Prólogo

Estaba mirando fijamente por la ventana, observando el centelleo de las luces del trozo de Times Square que podía ver desde su apartamento, cuando sonó el teléfono. Sólo veía un ángulo diminuto, pero en Manhattan la vivienda estaba a un precio tal que era suficiente para que la desahuciaran.

El teléfono sonó una, dos, tres veces. Lo ignoró.

Ya no cogía más el teléfono. ¿Para qué? Siempre llamaba alguien para decirle que era una pésima policía y un ser humano peor aún.

Especialmente a las dos de la madrugada.

Oyó que el contestador automático se ponía en marcha. Sólo por cierto deseo perverso de autoflagelación no había tirado el aparato por su ventana de la quinta planta, ni siquiera le había quitado el sonido.

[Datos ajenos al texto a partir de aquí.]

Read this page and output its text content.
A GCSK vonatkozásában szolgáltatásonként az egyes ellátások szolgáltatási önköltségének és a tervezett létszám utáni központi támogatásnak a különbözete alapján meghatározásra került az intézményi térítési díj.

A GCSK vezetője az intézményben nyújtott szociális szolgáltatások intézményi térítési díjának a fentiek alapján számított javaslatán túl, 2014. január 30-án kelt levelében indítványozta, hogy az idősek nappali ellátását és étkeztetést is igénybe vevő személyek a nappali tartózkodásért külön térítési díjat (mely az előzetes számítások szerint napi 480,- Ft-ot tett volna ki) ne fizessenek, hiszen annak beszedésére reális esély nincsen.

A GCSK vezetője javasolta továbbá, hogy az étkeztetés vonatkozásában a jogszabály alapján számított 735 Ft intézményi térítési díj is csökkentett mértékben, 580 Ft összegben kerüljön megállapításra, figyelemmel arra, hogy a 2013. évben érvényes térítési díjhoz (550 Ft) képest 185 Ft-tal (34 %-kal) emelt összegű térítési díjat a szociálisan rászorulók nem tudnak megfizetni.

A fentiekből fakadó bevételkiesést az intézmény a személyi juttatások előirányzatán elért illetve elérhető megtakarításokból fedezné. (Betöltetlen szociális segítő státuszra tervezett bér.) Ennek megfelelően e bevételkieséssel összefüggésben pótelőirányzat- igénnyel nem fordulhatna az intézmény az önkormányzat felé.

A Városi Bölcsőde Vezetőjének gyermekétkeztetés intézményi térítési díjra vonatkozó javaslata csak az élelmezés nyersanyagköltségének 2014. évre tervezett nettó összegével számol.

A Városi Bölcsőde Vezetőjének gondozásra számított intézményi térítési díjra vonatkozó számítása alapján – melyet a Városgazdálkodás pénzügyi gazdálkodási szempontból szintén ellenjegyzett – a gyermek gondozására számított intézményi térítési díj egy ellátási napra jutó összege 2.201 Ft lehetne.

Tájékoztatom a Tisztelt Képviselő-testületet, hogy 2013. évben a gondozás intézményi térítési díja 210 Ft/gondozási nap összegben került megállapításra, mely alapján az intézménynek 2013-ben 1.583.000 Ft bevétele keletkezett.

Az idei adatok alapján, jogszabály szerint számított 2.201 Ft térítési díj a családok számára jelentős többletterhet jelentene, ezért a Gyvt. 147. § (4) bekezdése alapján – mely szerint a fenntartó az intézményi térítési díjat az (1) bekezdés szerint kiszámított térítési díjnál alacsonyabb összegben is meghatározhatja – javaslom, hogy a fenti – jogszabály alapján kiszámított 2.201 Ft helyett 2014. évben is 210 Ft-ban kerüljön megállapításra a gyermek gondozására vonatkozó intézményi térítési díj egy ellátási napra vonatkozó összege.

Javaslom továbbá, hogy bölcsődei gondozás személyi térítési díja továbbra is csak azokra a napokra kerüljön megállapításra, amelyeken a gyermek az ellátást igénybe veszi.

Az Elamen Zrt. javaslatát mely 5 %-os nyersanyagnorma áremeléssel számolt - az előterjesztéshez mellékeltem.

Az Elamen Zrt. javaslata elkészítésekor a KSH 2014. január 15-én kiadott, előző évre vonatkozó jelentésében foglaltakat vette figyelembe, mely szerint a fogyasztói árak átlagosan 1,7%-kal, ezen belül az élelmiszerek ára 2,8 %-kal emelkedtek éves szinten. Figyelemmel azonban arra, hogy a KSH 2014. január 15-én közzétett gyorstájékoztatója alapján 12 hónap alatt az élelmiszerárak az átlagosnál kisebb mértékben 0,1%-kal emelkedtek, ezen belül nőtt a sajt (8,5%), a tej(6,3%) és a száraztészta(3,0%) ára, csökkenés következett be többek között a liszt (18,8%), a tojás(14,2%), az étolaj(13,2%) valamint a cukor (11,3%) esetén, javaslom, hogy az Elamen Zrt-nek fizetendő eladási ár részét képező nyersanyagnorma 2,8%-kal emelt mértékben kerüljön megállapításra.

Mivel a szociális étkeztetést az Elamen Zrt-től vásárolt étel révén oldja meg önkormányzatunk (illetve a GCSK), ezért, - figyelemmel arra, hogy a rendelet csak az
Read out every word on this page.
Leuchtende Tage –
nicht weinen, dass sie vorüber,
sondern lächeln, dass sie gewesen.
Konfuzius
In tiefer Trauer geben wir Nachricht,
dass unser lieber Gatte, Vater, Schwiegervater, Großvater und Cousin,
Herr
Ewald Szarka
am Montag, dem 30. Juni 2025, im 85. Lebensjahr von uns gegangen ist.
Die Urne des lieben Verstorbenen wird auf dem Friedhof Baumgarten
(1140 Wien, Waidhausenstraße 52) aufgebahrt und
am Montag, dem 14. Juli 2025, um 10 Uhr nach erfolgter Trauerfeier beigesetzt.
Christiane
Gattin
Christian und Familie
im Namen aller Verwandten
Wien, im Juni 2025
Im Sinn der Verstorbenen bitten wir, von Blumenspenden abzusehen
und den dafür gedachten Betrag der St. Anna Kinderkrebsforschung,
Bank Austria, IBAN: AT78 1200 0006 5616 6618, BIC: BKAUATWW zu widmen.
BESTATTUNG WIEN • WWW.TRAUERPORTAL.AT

«Estás llamando a Virginia. No estoy en casa. Ya sabes lo que tienes que hacer».

«Beep».

«¿Ginny? Ginny. Ginny, ¿estás ahí? Soy Sonya. Contesta. Por favor. Por favor, contesta».

Miró fijamente la máquina. Era grande y cuadrada, un objeto que habría cambiado hace años si le importara algo. El altavoz hacía que la voz de Sonya pareciera metálica y débil incluso a pesar del tono histérico, pero Ginny la habría reconocido igualmente. Conocía a Sonya desde antes de que ninguna de las dos tuviera dientes.

«¿Hola? Ginny, soy yo. Tienes que estar en casa. ¡Por favor!».

Ginny oyó que a Sonya se le quebraba la voz. Treinta años siendo más que hermanas le permitieron entenderlo. Sólo podía haber pasado una cosa, una cosa que pudiese hacer que esta mujer fuerte como una roca sonase tan abatida. Las siguientes tres palabras.

«Danny ha muerto».

Alargó el brazo y cogió el teléfono.